ON SCREEN from
"Insecta," from the March 2019 issue, "A Modern Bestiary"
By Allison Palenske, contributor
The human relationship with insects is a complicated one, full of misconceptions and mismanagement of this incredibly diverse group of creatures. For hundreds of years scientists have been trying to better understand the insect world, often in order to classify the species as friend or foe to human existence.
Insecta is a five-minute experimental film created from a combination of archival audio and video, laboratory photography of magnified insect specimens, and sound recordings of chirps, buzzes, and hisses. Filmmaker Ramey Newell has layered these materials to create a work that reflects the complexity of this human-to-nonhuman relationship.
The film begins with a succession of images in which the viewer is looking eye-to-eye with the insects - their textures and markings appear in stunning detail.
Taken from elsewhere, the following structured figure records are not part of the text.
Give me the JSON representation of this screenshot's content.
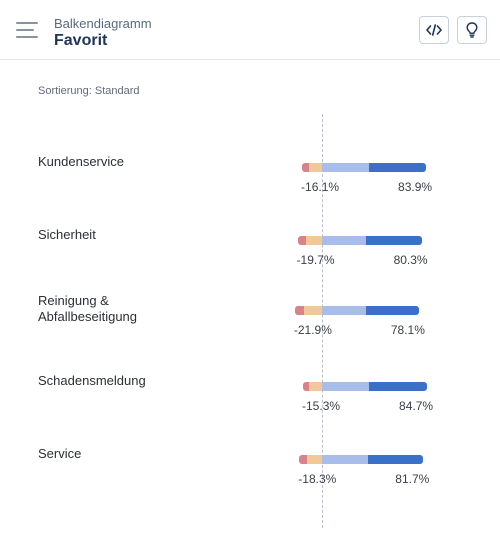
{
  "header": {
    "subtitle": "Balkendiagramm",
    "title": "Favorit",
    "menu_icon": "hamburger-menu-icon",
    "code_button_icon": "code-icon",
    "hint_button_icon": "lightbulb-icon"
  },
  "sort_label": "Sortierung: Standard",
  "colors": {
    "strong_negative": "#d9828a",
    "weak_negative": "#f1c998",
    "weak_positive": "#a8bdea",
    "strong_positive": "#3a70c8"
  },
  "chart_data": {
    "type": "bar",
    "orientation": "horizontal-diverging",
    "categories": [
      "Kundenservice",
      "Sicherheit",
      "Reinigung & Abfallbeseitigung",
      "Schadensmeldung",
      "Service"
    ],
    "negative_labels": [
      "-16.1%",
      "-19.7%",
      "-21.9%",
      "-15.3%",
      "-18.3%"
    ],
    "positive_labels": [
      "83.9%",
      "80.3%",
      "78.1%",
      "84.7%",
      "81.7%"
    ],
    "negative_values": [
      -16.1,
      -19.7,
      -21.9,
      -15.3,
      -18.3
    ],
    "positive_values": [
      83.9,
      80.3,
      78.1,
      84.7,
      81.7
    ],
    "strong_negative_values": [
      -5.8,
      -6.7,
      -7.0,
      -5.0,
      -6.3
    ],
    "strong_positive_values": [
      46.0,
      45.0,
      43.0,
      47.0,
      45.0
    ]
  }
}
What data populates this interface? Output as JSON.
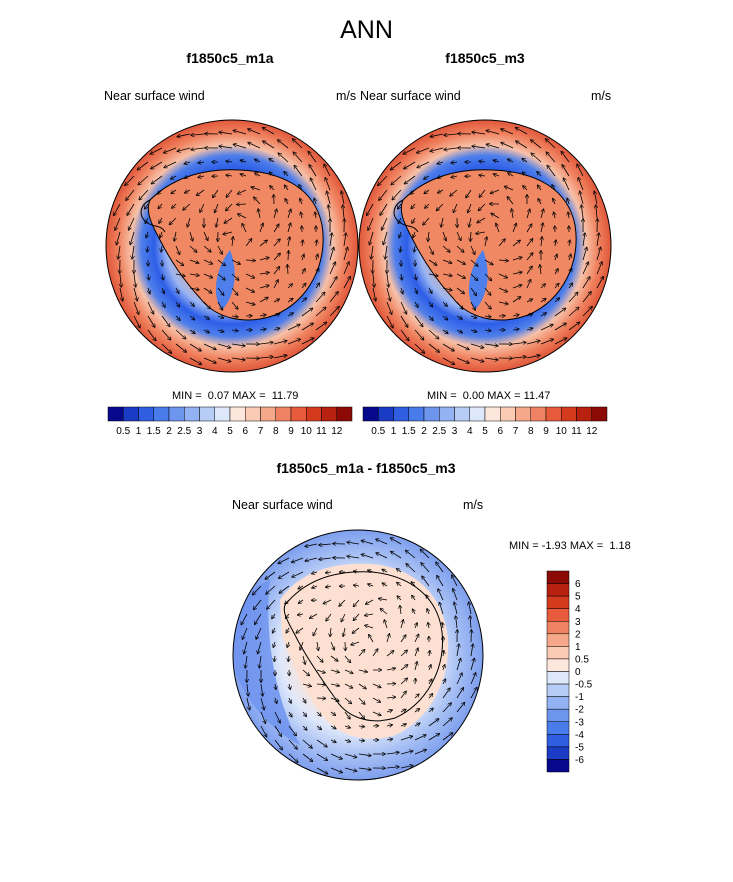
{
  "title": "ANN",
  "panels": [
    {
      "title": "f1850c5_m1a",
      "field": "Near surface wind",
      "units": "m/s",
      "min_label": "MIN =",
      "min": "0.07",
      "max_label": "MAX =",
      "max": "11.79"
    },
    {
      "title": "f1850c5_m3",
      "field": "Near surface wind",
      "units": "m/s",
      "min_label": "MIN =",
      "min": "0.00",
      "max_label": "MAX =",
      "max": "11.47"
    },
    {
      "title": "f1850c5_m1a - f1850c5_m3",
      "field": "Near surface wind",
      "units": "m/s",
      "min_label": "MIN =",
      "min": "-1.93",
      "max_label": "MAX =",
      "max": "1.18"
    }
  ],
  "colorbar_top": {
    "labels": [
      "0.5",
      "1",
      "1.5",
      "2",
      "2.5",
      "3",
      "4",
      "5",
      "6",
      "7",
      "8",
      "9",
      "10",
      "11",
      "12"
    ],
    "colors": [
      "#08088c",
      "#1a3bc4",
      "#2f5fe0",
      "#4a7bea",
      "#6d95ee",
      "#92b2f3",
      "#b7cdf7",
      "#dde8fb",
      "#fde7dc",
      "#fbcbb4",
      "#f6a98a",
      "#ef8262",
      "#e75b3c",
      "#d43a1e",
      "#b82010",
      "#8c0a06"
    ]
  },
  "colorbar_diff": {
    "labels": [
      "6",
      "5",
      "4",
      "3",
      "2",
      "1",
      "0.5",
      "0",
      "-0.5",
      "-1",
      "-2",
      "-3",
      "-4",
      "-5",
      "-6"
    ],
    "colors": [
      "#8c0a06",
      "#b82010",
      "#d43a1e",
      "#e75b3c",
      "#ef8262",
      "#f6a98a",
      "#fbcbb4",
      "#fde7dc",
      "#dde8fb",
      "#b7cdf7",
      "#92b2f3",
      "#6d95ee",
      "#4a7bea",
      "#2f5fe0",
      "#1a3bc4",
      "#08088c"
    ]
  },
  "colors": {
    "strong": "#e0573a",
    "mid": "#f4b296",
    "weak": "#2d5ee8",
    "pale": "#dfe8fb",
    "land_orange": "#f28a64"
  }
}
Footage of insects moving through their natural habitats follows, with a narration drawing attention to the otherworldliness of these creatures.
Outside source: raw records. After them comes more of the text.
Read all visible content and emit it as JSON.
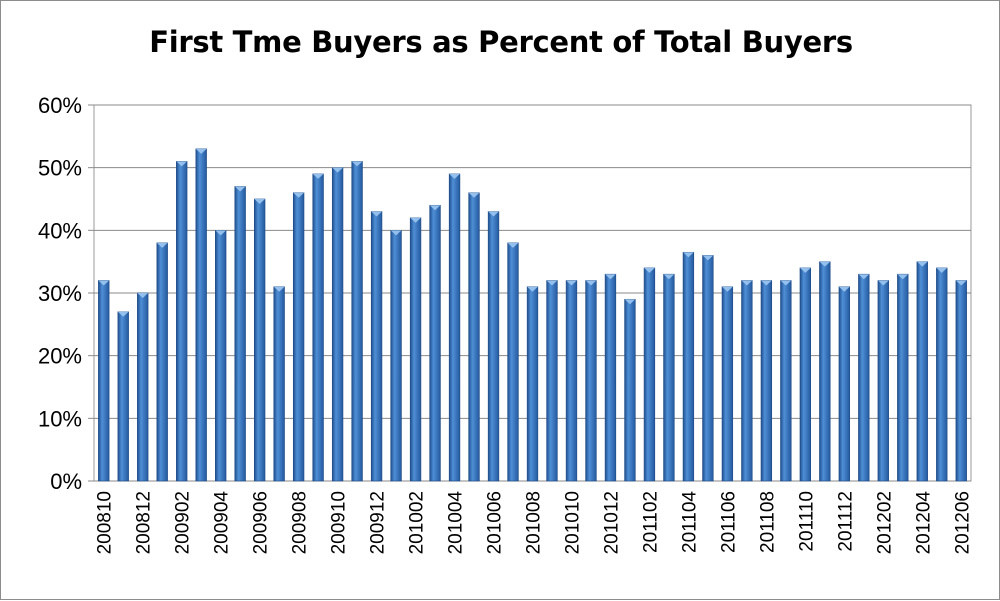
{
  "chart_data": {
    "type": "bar",
    "title": "First Tme Buyers as Percent of Total Buyers",
    "xlabel": "",
    "ylabel": "",
    "ylim": [
      0,
      60
    ],
    "yticks": [
      "0%",
      "10%",
      "20%",
      "30%",
      "40%",
      "50%",
      "60%"
    ],
    "grid": true,
    "legend": "none",
    "bar_color": "#2e6db4",
    "categories": [
      "200810",
      "200811",
      "200812",
      "200901",
      "200902",
      "200903",
      "200904",
      "200905",
      "200906",
      "200907",
      "200908",
      "200909",
      "200910",
      "200911",
      "200912",
      "201001",
      "201002",
      "201003",
      "201004",
      "201005",
      "201006",
      "201007",
      "201008",
      "201009",
      "201010",
      "201011",
      "201012",
      "201101",
      "201102",
      "201103",
      "201104",
      "201105",
      "201106",
      "201107",
      "201108",
      "201109",
      "201110",
      "201111",
      "201112",
      "201201",
      "201202",
      "201203",
      "201204",
      "201205",
      "201206"
    ],
    "x_tick_labels": [
      "200810",
      "200812",
      "200902",
      "200904",
      "200906",
      "200908",
      "200910",
      "200912",
      "201002",
      "201004",
      "201006",
      "201008",
      "201010",
      "201012",
      "201102",
      "201104",
      "201106",
      "201108",
      "201110",
      "201112",
      "201202",
      "201204",
      "201206"
    ],
    "values": [
      32,
      27,
      30,
      38,
      51,
      53,
      40,
      47,
      45,
      31,
      46,
      49,
      50,
      51,
      43,
      40,
      42,
      44,
      49,
      46,
      43,
      38,
      31,
      32,
      32,
      32,
      33,
      29,
      34,
      33,
      36.5,
      36,
      31,
      32,
      32,
      32,
      34,
      35,
      31,
      33,
      32,
      33,
      35,
      34,
      32
    ]
  }
}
As the film progresses there is a growing unease stemming from a change in direction of the narration, with declarations that insects are the “greatest rivals” to humans and claims that “we may never eradicate a single species of insect from this earth, but we will hold the upper hand.” This commentary reveals many of the ideas held about insects in the mid-20th century, a time when insects were often depicted as the beastly antagonists in “big bug” sci-fi films and were seen as a force to be exterminated by the human race.
Recent concerns of the scientific community have diverged dramatically from this way of thinking. A paper published earlier this year on the worldwide decline of the entomofauna spurred lively debate on the severity and nuances of this issue, however many scientists agree that loss of habitat, intensive agricultural practices, and climate change have caused a loss of biodiversity amongst insect species. Research also suggests that a decline in the diversity of insect species is likely to cause detrimental effects to the survival of humankind. It is now understood that many insect species provide integral ecological functions, the evolved complexity of their physical forms reflecting the specialized niches that they fill.
Because of the scale of magnification used in portraying these insects, the visuals used in the film could easily instill a sense of trepidation or paranoia, with specimens appearing as indestructible alien organisms. However, the combination of the visuals with the narration tempts viewers to cross the fine line between fear and fascination of these creatures. This tension provokes further consideration of the role humans have had in attempting to control insect species, and natural systems as a whole.
Insecta is an homage to the insect world, while also problematizing conflicting social attitudes and scientific practices regarding our non-human counterparts. The film provides a captivating amalgamation of past and current cultural biases toward these species and actively engages in the current debate of understanding the implications of human activities on the future of our planet.